The federal government will allow fruit farmers in New Jersey and six other states to use a special insecticide to stem potential crop losses caused by the brown marmorated stink bug.

The U.S. Environmental Protection Agency, or EPA, has issued an emergency authorization for the use of dinotefuran – which is used to help control the insects in their native Asia – through Oct. 15.

EPA officials said products containing dinotefuran aren’t registered with the federal government for used in orchards. New Jersey, Delaware, Maryland, North Carolina, Pennsylvania, Virginia and West Virginia sought approval to use the pesticide to fight what EPA officials called “an expected explosion in stink bug numbers this year.”

State Department of Agriculture spokesman Jeff Beach said the ability of farmers to use dinotefuran is crucial to preventing significant losses to New Jersey’s fruit crops he said.

“They’re ready to hit season,” Beach said of those fruit crops.

State and federal figures show New Jersey’s peach crop alone was worth an estimated $32.1 million last year.
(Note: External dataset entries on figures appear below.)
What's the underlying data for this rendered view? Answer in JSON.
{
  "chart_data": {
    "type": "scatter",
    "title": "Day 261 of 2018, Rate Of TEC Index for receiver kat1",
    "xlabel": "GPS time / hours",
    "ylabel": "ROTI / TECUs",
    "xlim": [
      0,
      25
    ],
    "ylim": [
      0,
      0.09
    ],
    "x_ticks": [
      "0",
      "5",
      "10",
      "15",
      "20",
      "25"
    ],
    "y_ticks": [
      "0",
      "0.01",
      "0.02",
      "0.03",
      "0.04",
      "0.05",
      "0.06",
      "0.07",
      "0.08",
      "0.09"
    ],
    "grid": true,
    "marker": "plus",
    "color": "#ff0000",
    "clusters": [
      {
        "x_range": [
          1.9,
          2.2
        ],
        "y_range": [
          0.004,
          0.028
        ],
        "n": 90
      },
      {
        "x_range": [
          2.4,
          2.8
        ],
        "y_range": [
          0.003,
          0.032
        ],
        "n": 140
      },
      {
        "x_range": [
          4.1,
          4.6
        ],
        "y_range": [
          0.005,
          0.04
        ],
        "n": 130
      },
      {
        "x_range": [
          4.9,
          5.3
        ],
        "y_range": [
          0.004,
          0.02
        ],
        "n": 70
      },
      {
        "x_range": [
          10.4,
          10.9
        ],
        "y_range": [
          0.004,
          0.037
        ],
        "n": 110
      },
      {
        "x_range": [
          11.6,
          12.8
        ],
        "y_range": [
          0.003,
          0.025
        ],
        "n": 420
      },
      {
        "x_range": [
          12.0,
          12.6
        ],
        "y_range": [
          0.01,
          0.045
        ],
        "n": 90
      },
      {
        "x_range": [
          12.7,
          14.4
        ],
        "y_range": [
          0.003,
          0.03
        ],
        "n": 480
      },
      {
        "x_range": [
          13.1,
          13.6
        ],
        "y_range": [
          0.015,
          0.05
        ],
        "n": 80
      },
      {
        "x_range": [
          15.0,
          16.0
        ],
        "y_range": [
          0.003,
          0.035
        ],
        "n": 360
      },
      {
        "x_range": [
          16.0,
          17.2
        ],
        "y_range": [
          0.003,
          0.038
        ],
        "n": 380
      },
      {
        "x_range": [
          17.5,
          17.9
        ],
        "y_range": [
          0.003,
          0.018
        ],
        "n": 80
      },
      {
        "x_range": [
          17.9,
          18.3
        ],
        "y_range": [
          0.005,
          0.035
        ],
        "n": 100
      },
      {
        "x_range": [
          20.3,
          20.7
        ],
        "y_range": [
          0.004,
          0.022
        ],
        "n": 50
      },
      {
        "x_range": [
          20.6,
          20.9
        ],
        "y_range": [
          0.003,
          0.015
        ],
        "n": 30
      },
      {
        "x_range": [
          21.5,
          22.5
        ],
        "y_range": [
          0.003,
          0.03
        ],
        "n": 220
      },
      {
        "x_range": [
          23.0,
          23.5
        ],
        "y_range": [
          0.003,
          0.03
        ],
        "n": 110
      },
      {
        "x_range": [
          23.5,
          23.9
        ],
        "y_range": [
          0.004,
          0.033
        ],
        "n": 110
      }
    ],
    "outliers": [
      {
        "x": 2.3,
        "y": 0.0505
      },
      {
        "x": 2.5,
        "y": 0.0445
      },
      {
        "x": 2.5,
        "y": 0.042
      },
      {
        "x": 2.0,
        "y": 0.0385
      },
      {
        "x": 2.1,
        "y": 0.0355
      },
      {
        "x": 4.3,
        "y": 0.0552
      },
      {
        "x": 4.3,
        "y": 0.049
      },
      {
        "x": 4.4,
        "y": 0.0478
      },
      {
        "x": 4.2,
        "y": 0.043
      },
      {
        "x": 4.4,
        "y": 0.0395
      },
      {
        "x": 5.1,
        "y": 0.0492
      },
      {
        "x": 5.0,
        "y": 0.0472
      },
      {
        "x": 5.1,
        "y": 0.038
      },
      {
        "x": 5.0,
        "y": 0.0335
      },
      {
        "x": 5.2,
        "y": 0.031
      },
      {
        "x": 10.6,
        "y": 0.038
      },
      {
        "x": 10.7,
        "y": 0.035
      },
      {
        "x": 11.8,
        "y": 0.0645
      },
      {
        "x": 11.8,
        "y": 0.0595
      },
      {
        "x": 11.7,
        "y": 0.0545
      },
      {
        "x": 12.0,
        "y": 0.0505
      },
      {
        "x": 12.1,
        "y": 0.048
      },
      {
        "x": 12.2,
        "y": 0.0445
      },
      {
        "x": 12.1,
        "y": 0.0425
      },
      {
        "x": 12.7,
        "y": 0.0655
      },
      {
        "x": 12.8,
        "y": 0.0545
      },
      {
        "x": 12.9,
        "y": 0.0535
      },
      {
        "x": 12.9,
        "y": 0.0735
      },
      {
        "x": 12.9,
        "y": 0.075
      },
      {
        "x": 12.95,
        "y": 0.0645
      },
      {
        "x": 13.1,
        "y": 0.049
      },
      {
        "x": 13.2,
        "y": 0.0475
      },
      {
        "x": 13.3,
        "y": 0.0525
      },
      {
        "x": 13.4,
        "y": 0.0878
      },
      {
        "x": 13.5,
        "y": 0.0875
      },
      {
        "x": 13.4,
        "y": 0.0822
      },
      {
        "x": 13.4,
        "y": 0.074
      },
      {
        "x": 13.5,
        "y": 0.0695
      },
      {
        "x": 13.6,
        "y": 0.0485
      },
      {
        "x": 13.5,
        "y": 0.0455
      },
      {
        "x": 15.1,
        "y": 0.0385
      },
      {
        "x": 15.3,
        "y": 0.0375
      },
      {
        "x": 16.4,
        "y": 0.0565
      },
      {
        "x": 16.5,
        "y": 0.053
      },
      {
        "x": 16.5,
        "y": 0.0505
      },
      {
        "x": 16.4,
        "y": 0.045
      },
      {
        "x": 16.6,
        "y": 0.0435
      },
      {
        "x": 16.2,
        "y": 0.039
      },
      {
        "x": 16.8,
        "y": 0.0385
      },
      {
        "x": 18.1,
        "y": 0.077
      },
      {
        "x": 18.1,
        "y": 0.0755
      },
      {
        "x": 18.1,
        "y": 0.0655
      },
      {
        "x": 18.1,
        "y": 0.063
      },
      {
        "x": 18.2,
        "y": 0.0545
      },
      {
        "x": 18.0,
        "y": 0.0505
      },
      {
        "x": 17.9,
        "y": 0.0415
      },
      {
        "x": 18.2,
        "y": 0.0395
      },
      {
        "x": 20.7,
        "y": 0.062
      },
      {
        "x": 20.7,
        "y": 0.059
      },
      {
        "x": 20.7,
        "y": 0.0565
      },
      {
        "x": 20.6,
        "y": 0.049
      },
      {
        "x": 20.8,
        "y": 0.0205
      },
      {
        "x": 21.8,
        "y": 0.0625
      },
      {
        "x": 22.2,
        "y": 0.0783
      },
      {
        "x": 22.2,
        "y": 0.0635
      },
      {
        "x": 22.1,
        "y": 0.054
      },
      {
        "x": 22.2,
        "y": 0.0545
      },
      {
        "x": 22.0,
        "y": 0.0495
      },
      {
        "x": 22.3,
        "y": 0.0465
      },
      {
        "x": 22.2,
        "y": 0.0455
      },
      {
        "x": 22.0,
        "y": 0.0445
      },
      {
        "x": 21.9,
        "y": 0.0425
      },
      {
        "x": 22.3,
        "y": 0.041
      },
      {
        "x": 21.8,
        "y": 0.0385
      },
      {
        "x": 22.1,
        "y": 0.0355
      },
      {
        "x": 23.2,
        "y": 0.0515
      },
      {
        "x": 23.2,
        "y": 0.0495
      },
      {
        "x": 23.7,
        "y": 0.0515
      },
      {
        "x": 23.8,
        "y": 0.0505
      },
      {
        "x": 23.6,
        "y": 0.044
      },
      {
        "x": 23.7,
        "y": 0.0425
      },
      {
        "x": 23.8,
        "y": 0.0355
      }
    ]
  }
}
Researchers with Rutgers University estimate the stink bugs could cause about $16 million worth of damage to that crop this year.

The stink bugs arrived in the United States from Asia – they’re native to China, Japan and the Korean peninsula – via an airport in Allentown, Pa., in 1996. They’ve since moved on to other states, causing increasing crop damage in Pennsylvania, West Virginia, Maryland and Virginia.

Stink bugs eat by sucking liquid from fruits and vegetable. They leave behind saliva that breaks down the interior of fruits and vegetables. That leaves a product that customers won’t buy.

In New Jersey, noticeable agricultural damage, particularly in peaches and peppers, related to the stink bug only started occurring about three years ago as a late-season problem. Agriculture officials now estimate that the stink bugs could cause more than $40 million worth of damage to New Jersey’s apple, peach, tomato and green pepper crops that were worth about $117 million in 2010.

Some of the largest concentrations of stink bugs in New Jersey are in Cumberland, Gloucester and Salem counties. One problem is that stink bugs are resistant to pesticides used as part of integrated pest management systems that took years to develop to protect New Jersey farms from the threat of domestic insects and weeds.

According to the EPA, dinotefuron controls a variety of pests, including aphids, leafhoppers, white grubs, beetles and cockroaches. The pesticide can be used in residential and commercial properties.

Agricultural officials said EPA issues its emergency authorization under a provision of the Federal Insecticide, Fungicide and Rodenticide Act.